It’s a hard life for exposed cages but fish fare well
AQUALINE sales manager Hans Olav Ruo said the company was seeing more suppliers to the aquaculture industry attending the show as more seafood is farmed.
The company’s Midguard system, introduced in 2015, has been a success, and having been tested for four years, it has proved the concept of high energy sites.
A complete net cage system, it is described by the company as escape-proof, and has been installed all over the world.
Ruo said 90 per cent of the cages they supply in Norway are Midguard, many of them fitted with electric powered instead of hydraulic winches, so the sinker tube on the bigger nets can be lifted more efficiently and more safely.

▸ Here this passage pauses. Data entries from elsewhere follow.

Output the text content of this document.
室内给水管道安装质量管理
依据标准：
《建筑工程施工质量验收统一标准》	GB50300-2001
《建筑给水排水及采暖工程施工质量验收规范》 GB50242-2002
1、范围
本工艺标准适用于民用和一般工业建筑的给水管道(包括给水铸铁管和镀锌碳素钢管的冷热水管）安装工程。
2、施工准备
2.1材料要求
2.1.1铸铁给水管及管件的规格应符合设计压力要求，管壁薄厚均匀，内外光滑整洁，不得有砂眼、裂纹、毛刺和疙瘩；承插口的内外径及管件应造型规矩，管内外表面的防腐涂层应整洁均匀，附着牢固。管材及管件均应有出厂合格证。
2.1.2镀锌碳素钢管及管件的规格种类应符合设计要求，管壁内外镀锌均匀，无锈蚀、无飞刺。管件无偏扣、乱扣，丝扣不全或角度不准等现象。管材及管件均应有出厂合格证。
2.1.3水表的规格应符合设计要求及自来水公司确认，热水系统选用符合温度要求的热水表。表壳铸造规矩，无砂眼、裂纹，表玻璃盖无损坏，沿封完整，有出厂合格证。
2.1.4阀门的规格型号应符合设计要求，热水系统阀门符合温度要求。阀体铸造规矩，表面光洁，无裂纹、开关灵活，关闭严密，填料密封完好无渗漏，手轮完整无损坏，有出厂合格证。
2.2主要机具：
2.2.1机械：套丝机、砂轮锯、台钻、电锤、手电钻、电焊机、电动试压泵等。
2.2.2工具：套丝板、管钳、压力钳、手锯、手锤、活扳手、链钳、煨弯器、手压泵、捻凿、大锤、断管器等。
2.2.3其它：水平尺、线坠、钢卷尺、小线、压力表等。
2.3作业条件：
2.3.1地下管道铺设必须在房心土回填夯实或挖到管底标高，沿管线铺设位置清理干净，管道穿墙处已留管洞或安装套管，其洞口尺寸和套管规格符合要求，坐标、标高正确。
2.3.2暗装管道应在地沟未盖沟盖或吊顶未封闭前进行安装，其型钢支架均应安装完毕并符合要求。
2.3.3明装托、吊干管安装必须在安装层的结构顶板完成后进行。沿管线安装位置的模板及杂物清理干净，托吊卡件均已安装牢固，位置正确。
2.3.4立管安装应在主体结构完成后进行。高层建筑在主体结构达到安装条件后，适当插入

Aqualine is also in discussion with a salmon farmer in Australia, where they have a problem with sealions.
‘We have supplied Midguards with double nets,’ said Ruo, ‘and are in discussion with Tassal for double nets for their huge cages.’
In Scotland, sales of the Midguard system are going well, with the company supplying 50 nets since January.
For the more exposed sites, they use the same materials but there are ‘always improvements in the details’.
‘There is a lot of maintenance, the cages live a very hard life, there is always movement and they need to be maintained,’ said Ruo.
There is a big difference in the lifespan of the cages, depending on where they are, and inshore cages have a ‘luxury life’ compared to pens on high energy sites. But the quality of fish has been very good. In Orkney, a further three full Midguard systems have been sold to Cooke Aquaculture for its trial farm at East Skelwick, which already had two Midgaurds.